La protesta dei cittadini di Arè: "Questo non è un sottopasso, è un buco"

L'opera realizzata per la chiusura del passaggio a livello di frazione Arè crea malcontenti e ricorsi

La protesta dei cittadini: "Questo non è un sottopasso, è un buco"

"Altro che sottopasso! Quello è un buco, un buco nel quale dovrebbero passare i “ciclisti” ed i “pedoni”".

Il geometra Luigi Canaldi è su tutte le furie. Quest'opera l'ha contestata fin dal primo momento ed ora che è sotto gli occhi di tutti, proprio non può restare zitto.

IL SOTTOPASSO è ritenuto un "buco" nel quale dovrebbero passare pedoni e ciclisti

"E' stato realizzato non seguendo le normative in quanto, per legge il passaggio deve obbligatoriamente essere almeno di 5 metri di larghezza per 3 metri di altezza oltre al fatto che deve obbligatoriamente essere garantita la protezione dei pedoni, il passaggio dei portatori di handicap che da lì dovrebbero poter passare con le carrozzine".

Ma così non è e Canaldi inforca: "Da chi è stato concepito questo buco? Con lavori che durano per 24 ore al giorno da circa sei mesi con uno sperpero di denaro pubblico".

Attualmente, per raggiungere il centro di Caluso, ci vogliono pochi minuti in auto, ma dopo i lavori, i residenti di Aré dovranno percorrere oltre 9 chilometri lungo la statale 26 in direzione sud, svoltare sulla circonvallazione est e poi rientrare sulla statale 26 in prossimità della casa cantoniera.

I cittadini avrebbero un passaggio più grande, percorribile anche dalle auto.

Contro quest'opera, lo scorso 23 aprile Canaldi, attraverso l'avv. Vittorio Barosio ha presentato un ricorso al Presidente della Repubblica. Un atto di ben 25 pagine con il quale viene chiesta in via cautelare, la sospensione dell’efficacia degli atti impugnati; nel merito, l’accoglimento del presente ricorso straordinario, con le conseguenti statuizioni.

Poco prima aveva presentato un analogo ricorso al Consiglio di Stato. Ma ora ha deciso di arrivare proprio all'ultimo grado di appello della giustizia amministrativa. 

Canaldi e il suo avvocato sostengono che le autorità non hanno effettuato la verifica di assoggettabilità alla valutazione di impatto ambientale e che Rfi non ha effettuato la verifica d'interesse archeologico. Inoltre, Canaldi ha preparato una perizia per richiesta danni perché gli è stato espropriato oltre mille metri di terreno.
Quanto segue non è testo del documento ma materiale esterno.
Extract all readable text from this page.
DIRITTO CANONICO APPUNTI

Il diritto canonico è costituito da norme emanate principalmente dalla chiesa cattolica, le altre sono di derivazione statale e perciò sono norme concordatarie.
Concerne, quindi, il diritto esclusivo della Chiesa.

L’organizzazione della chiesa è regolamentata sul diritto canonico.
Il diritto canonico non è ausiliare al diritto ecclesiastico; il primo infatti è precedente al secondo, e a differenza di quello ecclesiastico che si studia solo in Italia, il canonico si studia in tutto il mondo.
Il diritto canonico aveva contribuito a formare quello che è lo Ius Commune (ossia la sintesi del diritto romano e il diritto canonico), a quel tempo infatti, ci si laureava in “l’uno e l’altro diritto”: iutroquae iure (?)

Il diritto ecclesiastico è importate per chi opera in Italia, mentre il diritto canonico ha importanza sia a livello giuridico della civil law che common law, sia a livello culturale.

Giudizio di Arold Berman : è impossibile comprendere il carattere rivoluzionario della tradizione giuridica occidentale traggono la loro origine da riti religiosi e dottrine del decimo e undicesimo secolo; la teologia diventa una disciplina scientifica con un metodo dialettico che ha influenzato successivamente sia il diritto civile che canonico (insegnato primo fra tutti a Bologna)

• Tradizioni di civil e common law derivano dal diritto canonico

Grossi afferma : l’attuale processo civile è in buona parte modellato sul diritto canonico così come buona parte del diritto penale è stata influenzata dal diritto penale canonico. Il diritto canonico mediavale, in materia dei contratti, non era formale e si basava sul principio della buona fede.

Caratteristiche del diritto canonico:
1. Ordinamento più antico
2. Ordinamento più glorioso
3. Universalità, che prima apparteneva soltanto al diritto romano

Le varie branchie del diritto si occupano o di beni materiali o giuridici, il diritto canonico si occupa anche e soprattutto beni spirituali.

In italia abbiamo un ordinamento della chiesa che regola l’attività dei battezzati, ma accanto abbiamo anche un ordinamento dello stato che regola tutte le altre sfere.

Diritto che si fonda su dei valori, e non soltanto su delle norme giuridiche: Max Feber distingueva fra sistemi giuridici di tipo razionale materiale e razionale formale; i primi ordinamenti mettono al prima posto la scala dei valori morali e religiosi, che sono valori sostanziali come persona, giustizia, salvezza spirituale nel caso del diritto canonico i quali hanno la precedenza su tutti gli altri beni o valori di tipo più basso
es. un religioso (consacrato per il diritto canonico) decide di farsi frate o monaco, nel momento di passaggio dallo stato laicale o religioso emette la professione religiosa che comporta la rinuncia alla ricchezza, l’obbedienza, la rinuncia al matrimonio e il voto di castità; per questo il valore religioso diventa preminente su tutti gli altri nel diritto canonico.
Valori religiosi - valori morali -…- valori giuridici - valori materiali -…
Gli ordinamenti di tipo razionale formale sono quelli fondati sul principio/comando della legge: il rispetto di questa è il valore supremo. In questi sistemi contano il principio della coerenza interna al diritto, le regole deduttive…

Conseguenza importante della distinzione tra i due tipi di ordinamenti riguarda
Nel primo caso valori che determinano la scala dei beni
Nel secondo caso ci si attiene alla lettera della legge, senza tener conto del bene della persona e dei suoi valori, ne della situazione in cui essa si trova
«Oltre al ricorso - spiega Canaldi - ho preparato anche una perizia per richiesta danni perché mi hanno espropriato oltre mille metri di terreno: circa 157 metri quadrati per realizzare una rotonda in prossimità del sottopasso e altri mille metri per l'area cantiere. Su quel campo utilizzato per il cantiere non potrò più coltivare per chissà quanto tempo»

I residenti non sono contrari alla soppressione del passaggio a livello, ma avrebbero preferito che il sottopasso fosse percorribile anche in auto.

I lavori per eliminare il passaggio a livello, dove nel maggio 2018 ci fu un disastro ferroviario, hanno provocato la protesta dei residenti che si sono visti anche espropriare i terreni.

Il timore di tutti, qui, è che l'isolamento dalla città causerà la chiusura delle attività, come un bar il cui concessionario è già pronto a trasferirsi.